Reflexões sobre o limite, o desejo e a lição do tempo

Por Hiran de Melo

Tive um padrinho — Mestre Maçom Afrânio de Aragão, já partiu — que me ensinava uma regra curiosa da vida: “Diga sempre não. Porque é mais fácil, depois de pensar bem, transformar um não em sim do que o contrário”.

Na época, eu não compreendia o alcance desse ensinamento. Mas hoje percebo que os “nãos” e os “sins” da infância — os limites e as permissões — são os primeiros tijolos da construção interior. São eles que moldam o nosso modo de desejar, de obedecer, de resistir. Mais tarde, voltam em forma de reflexão, e às vezes até de busca por entendimento.

Recentemente vi um vídeo: vizinhos discutindo, gritos, intolerância. Tudo começou por causa de um ruído — talvez involuntário, talvez não. E percebi: ninguém foi preparado para receber um não.

Desde cedo, aprendemos apenas a obedecer — à voz da família, da escola, da autoridade.

Mas o que acontece quando essa autoridade desaparece?

Como agir quando estamos entre iguais — sem hierarquia, sem medo, apenas com o espelho do outro diante de nós?

É aí que a disciplina de outrora perde seu sentido. E nasce a necessidade de compreender, não de impor.

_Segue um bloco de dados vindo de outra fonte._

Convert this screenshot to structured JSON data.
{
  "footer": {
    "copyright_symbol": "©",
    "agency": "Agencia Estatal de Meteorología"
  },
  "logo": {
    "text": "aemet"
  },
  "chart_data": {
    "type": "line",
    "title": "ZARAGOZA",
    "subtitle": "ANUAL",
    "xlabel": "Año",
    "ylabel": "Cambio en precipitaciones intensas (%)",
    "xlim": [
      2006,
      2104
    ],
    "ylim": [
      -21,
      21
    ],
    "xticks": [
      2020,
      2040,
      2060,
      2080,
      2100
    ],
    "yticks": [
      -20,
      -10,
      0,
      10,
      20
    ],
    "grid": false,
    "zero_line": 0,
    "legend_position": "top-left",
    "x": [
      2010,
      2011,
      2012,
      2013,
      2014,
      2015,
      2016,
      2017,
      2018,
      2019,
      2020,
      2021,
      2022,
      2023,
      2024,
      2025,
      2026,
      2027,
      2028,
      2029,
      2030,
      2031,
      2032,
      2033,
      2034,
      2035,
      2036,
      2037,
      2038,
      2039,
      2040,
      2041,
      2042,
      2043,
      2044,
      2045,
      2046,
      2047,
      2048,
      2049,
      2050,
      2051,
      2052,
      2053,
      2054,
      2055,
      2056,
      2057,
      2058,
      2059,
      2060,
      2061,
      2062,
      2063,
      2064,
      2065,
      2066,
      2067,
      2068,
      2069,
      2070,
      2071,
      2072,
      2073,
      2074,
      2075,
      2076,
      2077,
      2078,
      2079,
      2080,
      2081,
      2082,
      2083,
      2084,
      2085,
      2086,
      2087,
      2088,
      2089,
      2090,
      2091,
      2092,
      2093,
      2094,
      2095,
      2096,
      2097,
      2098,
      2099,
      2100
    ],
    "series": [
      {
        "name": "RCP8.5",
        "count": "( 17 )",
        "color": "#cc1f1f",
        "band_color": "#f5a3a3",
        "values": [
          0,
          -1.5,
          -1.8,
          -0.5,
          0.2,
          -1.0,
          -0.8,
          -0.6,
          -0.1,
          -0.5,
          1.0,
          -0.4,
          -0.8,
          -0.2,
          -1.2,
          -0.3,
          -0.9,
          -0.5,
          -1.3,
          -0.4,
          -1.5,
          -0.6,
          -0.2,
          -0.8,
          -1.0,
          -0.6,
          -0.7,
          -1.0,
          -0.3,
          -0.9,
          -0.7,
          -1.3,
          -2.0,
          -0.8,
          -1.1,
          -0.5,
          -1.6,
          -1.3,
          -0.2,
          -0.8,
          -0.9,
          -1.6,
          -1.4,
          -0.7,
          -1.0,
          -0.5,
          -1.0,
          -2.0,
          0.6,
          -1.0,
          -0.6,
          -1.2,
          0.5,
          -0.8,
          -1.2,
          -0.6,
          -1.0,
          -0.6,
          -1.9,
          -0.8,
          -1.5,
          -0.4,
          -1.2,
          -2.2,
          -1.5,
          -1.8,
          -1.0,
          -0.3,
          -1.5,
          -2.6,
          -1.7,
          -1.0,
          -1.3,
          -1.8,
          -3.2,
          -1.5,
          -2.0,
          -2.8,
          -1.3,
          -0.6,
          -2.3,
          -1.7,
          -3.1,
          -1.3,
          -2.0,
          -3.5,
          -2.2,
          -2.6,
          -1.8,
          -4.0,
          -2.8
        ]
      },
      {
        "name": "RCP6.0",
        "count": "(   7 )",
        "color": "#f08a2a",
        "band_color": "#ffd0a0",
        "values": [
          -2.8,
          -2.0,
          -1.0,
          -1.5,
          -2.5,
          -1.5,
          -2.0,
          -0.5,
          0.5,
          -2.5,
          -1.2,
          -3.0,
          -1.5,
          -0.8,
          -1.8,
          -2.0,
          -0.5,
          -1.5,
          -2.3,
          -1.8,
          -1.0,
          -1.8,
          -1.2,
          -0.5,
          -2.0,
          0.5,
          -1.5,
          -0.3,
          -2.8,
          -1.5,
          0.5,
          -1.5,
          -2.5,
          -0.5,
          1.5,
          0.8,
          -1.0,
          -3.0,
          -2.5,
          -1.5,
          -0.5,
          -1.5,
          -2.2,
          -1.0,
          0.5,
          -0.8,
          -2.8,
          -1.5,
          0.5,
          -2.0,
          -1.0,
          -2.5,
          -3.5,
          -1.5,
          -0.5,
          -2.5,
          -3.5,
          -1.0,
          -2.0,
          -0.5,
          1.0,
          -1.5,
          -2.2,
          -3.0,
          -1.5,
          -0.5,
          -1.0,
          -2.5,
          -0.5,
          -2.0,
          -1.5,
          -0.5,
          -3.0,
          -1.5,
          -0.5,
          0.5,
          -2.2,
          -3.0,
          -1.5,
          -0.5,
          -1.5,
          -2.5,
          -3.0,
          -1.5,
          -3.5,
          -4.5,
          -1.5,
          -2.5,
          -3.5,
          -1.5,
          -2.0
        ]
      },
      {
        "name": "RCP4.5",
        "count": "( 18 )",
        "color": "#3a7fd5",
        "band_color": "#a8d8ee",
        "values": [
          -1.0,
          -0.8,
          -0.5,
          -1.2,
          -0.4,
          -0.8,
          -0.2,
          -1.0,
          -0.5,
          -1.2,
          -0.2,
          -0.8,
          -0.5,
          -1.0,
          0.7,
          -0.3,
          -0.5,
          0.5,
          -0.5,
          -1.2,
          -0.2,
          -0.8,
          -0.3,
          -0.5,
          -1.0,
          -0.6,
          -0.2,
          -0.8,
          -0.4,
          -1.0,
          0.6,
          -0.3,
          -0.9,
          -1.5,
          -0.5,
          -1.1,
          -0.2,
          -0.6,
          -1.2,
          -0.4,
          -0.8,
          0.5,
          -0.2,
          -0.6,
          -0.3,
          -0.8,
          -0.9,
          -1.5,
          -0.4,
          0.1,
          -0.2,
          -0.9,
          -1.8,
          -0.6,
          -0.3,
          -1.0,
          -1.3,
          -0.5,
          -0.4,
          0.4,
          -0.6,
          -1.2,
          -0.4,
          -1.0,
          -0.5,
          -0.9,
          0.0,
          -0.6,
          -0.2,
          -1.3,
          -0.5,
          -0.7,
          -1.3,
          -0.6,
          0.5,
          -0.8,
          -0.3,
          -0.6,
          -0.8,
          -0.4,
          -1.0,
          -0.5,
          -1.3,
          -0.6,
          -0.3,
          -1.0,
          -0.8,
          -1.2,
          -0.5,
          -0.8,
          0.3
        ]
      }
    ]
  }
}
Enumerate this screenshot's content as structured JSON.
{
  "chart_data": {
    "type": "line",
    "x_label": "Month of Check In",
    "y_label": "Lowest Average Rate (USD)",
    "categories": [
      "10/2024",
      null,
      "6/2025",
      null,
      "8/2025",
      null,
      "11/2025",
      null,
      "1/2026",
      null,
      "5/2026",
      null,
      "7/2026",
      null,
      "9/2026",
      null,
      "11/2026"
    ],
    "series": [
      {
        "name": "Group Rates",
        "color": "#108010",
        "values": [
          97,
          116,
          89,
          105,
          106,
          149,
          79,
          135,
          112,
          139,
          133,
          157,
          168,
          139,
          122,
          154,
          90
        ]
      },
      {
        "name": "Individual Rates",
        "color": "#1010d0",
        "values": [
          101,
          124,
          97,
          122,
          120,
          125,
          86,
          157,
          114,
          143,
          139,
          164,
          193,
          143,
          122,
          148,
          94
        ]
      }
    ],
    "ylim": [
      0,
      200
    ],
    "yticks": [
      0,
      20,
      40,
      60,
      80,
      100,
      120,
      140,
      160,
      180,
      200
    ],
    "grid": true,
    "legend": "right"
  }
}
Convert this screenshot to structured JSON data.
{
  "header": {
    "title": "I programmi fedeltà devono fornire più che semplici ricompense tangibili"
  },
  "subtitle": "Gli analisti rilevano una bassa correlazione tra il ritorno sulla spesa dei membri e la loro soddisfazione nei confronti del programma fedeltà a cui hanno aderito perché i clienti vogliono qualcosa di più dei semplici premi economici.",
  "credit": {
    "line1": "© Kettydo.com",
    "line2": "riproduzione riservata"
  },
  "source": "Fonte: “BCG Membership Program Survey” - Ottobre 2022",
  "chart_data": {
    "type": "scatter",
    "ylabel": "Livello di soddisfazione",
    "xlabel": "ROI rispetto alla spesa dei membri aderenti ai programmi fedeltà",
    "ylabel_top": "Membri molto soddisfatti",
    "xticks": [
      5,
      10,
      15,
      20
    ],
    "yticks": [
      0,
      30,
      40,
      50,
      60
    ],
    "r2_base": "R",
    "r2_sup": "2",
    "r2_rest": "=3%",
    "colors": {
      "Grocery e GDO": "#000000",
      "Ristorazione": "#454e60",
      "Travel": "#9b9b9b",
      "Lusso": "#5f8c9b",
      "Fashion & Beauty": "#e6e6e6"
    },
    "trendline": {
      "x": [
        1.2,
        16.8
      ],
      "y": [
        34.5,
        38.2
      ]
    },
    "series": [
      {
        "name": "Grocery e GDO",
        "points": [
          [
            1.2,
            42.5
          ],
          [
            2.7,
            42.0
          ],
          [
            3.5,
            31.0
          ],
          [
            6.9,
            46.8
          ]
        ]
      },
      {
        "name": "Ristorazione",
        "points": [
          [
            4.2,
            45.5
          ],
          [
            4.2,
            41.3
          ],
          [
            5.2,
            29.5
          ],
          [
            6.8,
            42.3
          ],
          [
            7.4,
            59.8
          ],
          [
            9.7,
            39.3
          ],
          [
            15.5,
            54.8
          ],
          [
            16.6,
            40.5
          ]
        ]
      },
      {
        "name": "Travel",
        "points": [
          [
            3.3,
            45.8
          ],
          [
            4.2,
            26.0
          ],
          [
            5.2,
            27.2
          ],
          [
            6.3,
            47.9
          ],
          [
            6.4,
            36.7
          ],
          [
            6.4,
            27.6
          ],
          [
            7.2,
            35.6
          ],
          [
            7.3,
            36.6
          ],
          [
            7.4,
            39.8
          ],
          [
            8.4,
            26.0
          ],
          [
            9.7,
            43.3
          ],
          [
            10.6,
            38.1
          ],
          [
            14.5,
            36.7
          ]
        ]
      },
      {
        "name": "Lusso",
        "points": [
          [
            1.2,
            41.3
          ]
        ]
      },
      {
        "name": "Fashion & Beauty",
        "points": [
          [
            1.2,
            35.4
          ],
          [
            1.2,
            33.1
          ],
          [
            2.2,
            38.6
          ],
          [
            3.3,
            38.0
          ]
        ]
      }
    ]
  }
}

Fala-se muito em “ressignificar”, mas talvez isso só se aplique às sociedades em que a disciplina foi imposta sem alma, sem tradição.

Nos povos em que o respeito é natural — parte viva da cultura — o sentido dos gestos e das palavras já está firmado no coração. Não há o que reinventar.

Quando a maturidade chega, o dilema muda de nome, mas é o mesmo: seguiremos o caminho da segurança ou o da satisfação do desejo?

E como já se disse — a causa do nosso desejo sempre escapa à razão. É nesse mistério que mora a inquietação humana, e talvez também sua beleza.

No fim, o tempo nos devolve os conselhos que não ouvimos. E então, com um sorriso que mistura arrependimento e sabedoria, dizemos a nós mesmos: “Eu teria amado mais. Teria me entregado mais. Teria ouvido mais...”.

Mas o futuro do pretérito nunca se realiza.

O que resta é o aprendizado — e o testemunho de quem tenta transformar o “teria” em “ainda posso”.